The All That Glitters awards ceremony honors Girl Scout girl members who have earned the highest awards in Girl Scouting during the past year. In addition to the six Gold Awards, 22 girls received the Silver Award and 131 received the Bronze Award.
“Earning the Girl Scout Gold Award designation is truly a remarkable achievement, and these young women exemplify leadership in everything they do,” said Julia Ratti, chief executive officer of Girl Scouts of the Sierra Nevada. “By discovering their passions, connecting with the community, and taking action, the girls learn to lead with courage, confidence and character.”
Maggie and Danica both addressed issues with the goal of helping others cope with specific medical conditions.
For her project “Fighting Back – Effects of Cancer”, Maggie, a 13-year Girl Scout, created a website to support teenagers who have a sibling with cancer (http://fightingback.co/). She then made a video that advocates for cancer awareness and posted it to YouTube. Maggie has presented her information and personal story to several school and community groups to promote her website and video. Maggie will be attending the University of California, Davis in the fall.
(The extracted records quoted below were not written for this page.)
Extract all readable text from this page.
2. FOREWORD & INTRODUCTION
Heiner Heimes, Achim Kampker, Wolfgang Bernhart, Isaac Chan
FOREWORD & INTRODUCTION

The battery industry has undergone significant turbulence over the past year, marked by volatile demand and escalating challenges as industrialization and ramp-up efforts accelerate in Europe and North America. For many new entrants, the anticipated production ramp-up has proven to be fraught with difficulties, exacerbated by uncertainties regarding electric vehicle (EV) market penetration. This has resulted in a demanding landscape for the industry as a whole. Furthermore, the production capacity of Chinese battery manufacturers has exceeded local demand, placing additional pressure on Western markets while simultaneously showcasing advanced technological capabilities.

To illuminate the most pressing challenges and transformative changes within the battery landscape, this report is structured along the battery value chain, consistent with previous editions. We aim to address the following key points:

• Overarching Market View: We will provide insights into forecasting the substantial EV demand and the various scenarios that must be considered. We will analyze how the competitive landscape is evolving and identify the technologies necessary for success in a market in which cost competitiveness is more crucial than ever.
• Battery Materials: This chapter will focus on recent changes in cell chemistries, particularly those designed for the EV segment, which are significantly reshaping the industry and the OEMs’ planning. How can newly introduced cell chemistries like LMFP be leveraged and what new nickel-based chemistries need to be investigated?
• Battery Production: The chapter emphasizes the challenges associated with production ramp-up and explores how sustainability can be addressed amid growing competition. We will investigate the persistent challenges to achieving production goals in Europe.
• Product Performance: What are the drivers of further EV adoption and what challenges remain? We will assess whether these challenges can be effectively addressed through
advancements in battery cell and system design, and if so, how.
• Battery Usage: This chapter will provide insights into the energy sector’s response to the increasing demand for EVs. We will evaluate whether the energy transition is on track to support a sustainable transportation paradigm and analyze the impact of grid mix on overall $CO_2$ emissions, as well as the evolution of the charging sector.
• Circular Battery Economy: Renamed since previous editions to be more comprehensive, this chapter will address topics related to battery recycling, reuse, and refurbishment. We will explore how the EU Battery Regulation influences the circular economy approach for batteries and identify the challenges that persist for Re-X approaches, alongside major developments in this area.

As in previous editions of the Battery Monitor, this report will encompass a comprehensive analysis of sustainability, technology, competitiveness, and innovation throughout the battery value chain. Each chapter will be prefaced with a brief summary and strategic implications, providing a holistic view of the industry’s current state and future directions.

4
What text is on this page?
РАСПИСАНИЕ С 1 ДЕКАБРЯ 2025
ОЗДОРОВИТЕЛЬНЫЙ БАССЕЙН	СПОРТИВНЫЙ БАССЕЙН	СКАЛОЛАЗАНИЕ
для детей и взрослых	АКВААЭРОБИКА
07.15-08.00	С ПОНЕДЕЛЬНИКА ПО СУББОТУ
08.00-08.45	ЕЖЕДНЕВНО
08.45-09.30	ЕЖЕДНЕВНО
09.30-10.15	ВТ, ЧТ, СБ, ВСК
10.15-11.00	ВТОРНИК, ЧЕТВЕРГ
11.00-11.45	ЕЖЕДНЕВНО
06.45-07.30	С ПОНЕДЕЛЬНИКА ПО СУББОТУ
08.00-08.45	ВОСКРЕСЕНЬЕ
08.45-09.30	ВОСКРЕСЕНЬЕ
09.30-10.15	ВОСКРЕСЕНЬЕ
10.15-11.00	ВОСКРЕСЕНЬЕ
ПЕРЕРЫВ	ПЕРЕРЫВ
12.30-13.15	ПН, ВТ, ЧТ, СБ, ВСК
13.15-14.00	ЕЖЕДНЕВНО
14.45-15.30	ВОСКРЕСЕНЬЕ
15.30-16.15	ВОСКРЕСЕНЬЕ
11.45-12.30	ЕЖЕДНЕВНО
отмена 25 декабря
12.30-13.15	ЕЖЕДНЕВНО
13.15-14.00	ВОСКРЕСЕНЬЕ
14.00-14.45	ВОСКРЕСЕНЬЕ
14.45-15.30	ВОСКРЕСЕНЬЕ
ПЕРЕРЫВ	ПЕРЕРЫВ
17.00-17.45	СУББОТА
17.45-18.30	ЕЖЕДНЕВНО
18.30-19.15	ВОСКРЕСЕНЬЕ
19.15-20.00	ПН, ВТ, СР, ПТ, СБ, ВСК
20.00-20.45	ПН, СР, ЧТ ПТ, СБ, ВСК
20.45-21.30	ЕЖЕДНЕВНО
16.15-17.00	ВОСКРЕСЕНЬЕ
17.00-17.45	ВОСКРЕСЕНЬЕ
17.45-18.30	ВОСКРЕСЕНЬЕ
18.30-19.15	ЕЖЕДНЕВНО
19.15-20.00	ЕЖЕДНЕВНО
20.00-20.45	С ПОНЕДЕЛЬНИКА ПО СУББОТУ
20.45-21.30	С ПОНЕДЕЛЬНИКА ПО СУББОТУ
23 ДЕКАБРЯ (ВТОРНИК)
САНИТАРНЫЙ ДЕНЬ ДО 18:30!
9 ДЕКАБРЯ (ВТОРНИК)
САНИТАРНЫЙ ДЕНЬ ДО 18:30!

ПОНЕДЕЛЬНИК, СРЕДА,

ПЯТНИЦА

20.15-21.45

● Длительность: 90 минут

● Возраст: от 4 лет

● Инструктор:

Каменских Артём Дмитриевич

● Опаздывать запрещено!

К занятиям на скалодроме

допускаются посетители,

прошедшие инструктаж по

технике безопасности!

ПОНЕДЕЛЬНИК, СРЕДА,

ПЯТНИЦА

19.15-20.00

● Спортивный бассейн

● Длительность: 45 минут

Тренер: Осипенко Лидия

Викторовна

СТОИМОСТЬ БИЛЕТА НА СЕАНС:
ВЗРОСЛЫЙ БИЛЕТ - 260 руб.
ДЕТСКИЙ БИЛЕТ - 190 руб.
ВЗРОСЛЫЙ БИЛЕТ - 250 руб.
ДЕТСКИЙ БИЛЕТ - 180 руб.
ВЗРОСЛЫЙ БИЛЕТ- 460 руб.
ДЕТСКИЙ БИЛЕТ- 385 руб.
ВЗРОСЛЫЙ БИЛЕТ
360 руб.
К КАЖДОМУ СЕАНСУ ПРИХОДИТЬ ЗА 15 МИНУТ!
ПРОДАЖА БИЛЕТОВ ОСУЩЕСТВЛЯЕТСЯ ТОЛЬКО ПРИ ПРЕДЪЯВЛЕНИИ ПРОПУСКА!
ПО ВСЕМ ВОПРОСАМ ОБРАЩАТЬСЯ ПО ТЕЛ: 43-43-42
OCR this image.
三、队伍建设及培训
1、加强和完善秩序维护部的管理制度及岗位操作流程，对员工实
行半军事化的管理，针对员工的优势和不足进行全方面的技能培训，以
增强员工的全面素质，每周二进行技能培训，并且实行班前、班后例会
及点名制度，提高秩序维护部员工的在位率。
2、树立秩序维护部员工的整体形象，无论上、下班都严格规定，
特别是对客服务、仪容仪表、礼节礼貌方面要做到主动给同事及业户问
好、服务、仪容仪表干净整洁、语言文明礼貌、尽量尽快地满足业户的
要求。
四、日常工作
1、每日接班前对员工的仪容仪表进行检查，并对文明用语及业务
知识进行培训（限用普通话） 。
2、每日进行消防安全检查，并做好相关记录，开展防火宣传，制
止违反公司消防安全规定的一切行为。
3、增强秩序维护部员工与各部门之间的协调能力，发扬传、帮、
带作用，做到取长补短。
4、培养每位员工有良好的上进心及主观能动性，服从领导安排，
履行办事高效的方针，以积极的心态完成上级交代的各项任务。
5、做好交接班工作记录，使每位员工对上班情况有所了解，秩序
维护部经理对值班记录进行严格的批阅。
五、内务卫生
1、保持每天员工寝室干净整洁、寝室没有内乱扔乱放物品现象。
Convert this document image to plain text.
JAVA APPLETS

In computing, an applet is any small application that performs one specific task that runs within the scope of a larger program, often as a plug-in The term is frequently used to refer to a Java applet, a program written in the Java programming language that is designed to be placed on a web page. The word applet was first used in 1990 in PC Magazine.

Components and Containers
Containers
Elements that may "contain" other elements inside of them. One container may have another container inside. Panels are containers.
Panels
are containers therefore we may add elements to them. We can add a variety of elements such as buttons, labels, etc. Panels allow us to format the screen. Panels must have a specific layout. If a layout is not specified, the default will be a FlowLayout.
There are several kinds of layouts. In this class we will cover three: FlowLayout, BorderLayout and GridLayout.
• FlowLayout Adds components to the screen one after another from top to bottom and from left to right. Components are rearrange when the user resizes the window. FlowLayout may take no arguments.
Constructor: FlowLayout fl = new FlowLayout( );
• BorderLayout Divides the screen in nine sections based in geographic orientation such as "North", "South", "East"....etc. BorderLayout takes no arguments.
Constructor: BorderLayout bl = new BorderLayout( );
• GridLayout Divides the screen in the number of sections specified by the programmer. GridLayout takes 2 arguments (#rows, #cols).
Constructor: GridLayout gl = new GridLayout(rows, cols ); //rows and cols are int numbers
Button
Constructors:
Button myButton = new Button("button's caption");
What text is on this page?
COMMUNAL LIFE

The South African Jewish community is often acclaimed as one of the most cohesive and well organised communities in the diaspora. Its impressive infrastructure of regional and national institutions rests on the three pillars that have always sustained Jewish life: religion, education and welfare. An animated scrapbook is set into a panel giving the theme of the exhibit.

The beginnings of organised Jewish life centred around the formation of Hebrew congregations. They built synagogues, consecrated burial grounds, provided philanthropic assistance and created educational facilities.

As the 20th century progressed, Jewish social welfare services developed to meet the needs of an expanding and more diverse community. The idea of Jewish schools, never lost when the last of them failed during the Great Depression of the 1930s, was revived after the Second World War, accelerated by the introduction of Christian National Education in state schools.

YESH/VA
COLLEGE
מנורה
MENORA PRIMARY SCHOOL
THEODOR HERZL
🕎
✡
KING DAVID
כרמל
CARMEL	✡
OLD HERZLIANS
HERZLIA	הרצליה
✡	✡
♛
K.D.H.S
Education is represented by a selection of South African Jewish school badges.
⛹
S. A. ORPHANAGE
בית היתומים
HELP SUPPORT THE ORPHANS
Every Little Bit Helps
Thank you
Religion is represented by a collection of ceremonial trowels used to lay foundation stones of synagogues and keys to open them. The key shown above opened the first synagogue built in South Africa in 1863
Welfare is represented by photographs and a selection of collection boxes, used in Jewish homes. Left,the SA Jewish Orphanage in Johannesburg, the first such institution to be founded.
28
Danica, a 12-year Girl Scout, created a therapy tool -- the “Pain-guin” -- for children experiencing the rare nerve disorder Complex Regional Pain Syndrome (CRPS). The stuffed animal, shaped like a penguin, is made of different textures of fabric, and is used to desensitize affected areas of the body to retrain the nerves. She recruited teams to educate and sew several Pain-guins to be donated to the Lucile Packard Children’s Hospital, then posted her story with the pattern and instructions to make them, on the website (www.inthefaceofpain.com/voices-of-hope/danica-bunnett), that supports people world-wide struggling with CRPS. Danica plans to study medicine at Stanford University.
The prestigious Gold Award is the single most demanding award that a Girl Scout can earn. Leadership, determination, perseverance and creativity — skills developed through the progressing levels of the Girl Scout program — are necessary for the successful completion of the project. The essence of the Gold Award is a personal challenge requiring a girl to stretch her skills and abilities and step forward as a leader to meet a community need for which she has a passion and will to create a sustainable change. Currently, 5 to 6 percent of eligible Girl Scouts earn the Gold Award annually.